Kâinatın efendisi peygamberimiz(s.a.v) namaz kıldırırken secdesini çok uzatmış, cemaat :’’ey Allahın resulü namaz sırasında öyle uzun bir secde yaptınız ki, bir hadise meydana geldi zannettik veya sana vahiy geldi zannettik !’’hayır! Bunlardan hiç biri olmadı. Velâkin, oğlum sırtıma bindi.

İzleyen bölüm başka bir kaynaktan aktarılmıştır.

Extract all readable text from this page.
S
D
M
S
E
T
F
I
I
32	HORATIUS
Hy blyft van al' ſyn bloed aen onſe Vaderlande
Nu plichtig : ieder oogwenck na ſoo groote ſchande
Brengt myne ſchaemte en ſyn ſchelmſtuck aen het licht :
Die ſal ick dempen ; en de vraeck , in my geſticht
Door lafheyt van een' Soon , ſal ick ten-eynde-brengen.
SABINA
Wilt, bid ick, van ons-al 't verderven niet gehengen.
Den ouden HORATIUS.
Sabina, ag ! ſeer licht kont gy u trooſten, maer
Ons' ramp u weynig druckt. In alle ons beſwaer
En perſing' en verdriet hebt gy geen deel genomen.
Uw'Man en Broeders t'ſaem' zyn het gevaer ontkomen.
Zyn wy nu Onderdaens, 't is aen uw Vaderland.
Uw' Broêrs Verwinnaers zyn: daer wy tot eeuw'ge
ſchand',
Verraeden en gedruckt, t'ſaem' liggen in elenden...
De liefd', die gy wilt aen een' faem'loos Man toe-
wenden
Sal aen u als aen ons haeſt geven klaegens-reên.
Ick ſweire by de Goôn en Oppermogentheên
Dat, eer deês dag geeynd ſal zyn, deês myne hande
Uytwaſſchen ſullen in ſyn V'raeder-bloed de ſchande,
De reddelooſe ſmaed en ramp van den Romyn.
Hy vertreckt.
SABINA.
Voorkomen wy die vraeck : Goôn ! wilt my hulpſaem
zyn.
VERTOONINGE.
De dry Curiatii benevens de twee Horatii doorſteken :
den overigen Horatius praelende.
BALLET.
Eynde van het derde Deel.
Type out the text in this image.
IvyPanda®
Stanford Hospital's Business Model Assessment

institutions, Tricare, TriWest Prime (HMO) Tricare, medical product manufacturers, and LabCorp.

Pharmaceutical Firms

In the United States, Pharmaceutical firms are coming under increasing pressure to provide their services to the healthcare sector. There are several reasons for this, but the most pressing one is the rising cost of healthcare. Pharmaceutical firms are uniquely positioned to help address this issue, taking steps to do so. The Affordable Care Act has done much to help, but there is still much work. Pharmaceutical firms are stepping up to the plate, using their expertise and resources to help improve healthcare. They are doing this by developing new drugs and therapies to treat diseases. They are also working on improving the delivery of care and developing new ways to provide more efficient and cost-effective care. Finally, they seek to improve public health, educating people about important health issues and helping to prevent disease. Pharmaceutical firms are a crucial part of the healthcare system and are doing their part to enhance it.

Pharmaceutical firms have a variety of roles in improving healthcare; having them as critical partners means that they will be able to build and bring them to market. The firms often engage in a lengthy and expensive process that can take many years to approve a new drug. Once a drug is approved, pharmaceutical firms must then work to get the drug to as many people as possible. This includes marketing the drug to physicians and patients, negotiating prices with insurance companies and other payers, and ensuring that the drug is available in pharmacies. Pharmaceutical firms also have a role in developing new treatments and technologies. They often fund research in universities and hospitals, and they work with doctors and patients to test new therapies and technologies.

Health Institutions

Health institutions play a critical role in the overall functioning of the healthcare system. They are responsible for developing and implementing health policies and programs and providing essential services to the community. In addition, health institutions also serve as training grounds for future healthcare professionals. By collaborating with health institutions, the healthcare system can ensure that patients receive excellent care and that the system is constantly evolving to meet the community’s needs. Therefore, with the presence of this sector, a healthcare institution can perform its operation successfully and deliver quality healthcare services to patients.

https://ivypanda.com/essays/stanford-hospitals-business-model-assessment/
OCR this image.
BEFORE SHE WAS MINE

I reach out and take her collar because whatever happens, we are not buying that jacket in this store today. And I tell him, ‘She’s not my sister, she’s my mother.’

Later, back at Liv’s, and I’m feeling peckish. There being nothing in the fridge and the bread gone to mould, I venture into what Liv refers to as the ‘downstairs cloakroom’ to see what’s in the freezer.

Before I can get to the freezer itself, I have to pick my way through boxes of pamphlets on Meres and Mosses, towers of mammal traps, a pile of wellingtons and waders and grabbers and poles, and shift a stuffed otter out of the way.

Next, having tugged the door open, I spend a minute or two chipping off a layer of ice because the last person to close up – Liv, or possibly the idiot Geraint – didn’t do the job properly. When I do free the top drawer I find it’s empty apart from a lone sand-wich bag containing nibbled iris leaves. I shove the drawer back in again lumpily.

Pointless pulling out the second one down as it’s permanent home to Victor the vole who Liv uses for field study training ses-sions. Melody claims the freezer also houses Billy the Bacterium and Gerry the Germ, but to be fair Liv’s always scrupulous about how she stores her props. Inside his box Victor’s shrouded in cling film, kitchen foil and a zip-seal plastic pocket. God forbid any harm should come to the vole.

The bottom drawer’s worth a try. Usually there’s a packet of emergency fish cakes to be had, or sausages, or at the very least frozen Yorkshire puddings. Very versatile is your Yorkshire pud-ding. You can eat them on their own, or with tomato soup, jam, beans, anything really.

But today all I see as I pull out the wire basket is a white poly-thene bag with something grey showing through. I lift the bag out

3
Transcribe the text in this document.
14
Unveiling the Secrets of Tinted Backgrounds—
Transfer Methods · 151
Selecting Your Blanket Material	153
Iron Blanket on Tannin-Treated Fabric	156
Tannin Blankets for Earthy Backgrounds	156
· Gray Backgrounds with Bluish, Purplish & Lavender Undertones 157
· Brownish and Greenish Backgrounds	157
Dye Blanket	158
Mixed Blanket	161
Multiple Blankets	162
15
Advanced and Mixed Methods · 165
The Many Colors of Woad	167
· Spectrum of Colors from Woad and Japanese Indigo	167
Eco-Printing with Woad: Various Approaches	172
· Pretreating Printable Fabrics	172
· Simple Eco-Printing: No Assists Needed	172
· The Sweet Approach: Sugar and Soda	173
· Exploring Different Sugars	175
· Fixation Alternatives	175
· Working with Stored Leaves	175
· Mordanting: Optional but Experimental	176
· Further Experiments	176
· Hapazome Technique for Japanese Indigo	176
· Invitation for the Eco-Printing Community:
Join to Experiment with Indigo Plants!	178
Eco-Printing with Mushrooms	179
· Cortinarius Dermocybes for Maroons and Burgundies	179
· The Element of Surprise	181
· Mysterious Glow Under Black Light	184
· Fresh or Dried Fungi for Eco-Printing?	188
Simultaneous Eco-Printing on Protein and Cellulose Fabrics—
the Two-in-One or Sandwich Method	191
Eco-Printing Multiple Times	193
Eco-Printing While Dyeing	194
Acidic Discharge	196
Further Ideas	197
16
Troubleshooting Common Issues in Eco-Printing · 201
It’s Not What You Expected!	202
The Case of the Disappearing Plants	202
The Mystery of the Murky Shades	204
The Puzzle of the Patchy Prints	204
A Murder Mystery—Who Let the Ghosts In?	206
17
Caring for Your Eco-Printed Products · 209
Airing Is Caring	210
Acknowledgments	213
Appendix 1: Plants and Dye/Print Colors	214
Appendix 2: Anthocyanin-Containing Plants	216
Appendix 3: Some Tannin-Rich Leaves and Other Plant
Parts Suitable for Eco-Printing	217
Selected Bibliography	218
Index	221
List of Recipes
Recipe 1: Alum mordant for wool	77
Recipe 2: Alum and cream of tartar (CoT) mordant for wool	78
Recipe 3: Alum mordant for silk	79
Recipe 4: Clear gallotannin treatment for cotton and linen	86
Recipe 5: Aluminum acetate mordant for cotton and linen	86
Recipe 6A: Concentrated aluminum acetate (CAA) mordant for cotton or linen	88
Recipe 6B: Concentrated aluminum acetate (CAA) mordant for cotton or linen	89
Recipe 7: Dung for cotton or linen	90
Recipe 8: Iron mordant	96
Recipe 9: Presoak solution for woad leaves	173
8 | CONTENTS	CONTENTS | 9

Ben, acele edip hevesi geçmeden sırtımdan indirmeyi uygun bulmadım kendisi ininceye kadar bekledim.’’bu olayı yaşayan kâinatın efendisi, dünyanın önderi yol göstericisi yüce Allahın elçisi Hz. Muhammet’tir. Şimdi soruyorum camiden çocukları kovanlara, peygamberimizin bu sünneti sizin bu çocukları camilerden bir daha kovmamak için yeterli değimlidir? Çocuk hiçbir yerde bulmadığı lezzet ve huzuru camilerde bulmalıdır. İmamlar ve cemaat onların tadacağı bu huzur ve lezzetin zeminini hazırlamalıdırlar. İslam dininden sonra geçerliliğini kaybetmiş Hıristiyan âleminde kilisenin papazları kapıda bekler. Gelen çocuklara oyuncaklar vererek kiliseye alıştırır. Dinlerini sevdirir ve kendilerine bağlı bir şekilde yetişmelerini sağlarlar. ebu hüreyre(r.a) anlatıyor: bedevinin biri, peygamberimiz(s.a.v)’in mescidinin içinde küçük abdestini bozdu. Mescitte bulunanlar kızdılar, bağrıştılar, yerlerinden kalkıp adamın üstüne yürümeye başladılar. Nerdeyse adamı döveceklerdi. Bunun üzerine peygamberimiz(s.a.v) şu emri verdi :’’onu bırakın. İdrarını yaptığı yere bir kova su dökün ve temizleyin. Sizler kolaylaştırıcı olarak gönderildiniz. Zorlaştırıcı olarak değil. Peygamberimiz(s.a.v) şöyle buyurmaktadır:’’şüphesiz ki Allah çok hoşgörülü ve yumuşaktır, her işte yumuşaklığı sever.’’

 

Buradan; camilerin Allahın evi olduğunu unutup, çocukları camiden kovan cemaate seslenmek istiyorum: peygamberimiz(s.a.v)’in bu kadar çok önem verdiği ve sahiplendiği camiden soğuyan, caminin ismi bile anıldığı zaman duymak istemeyen, caminin sevgi yeri değil nefret yeri olduğu bilinciyle yaşayan çocukların sorumluları sizlersiniz. Bunu böyle bilmenizi isterim Allaha emanet olun.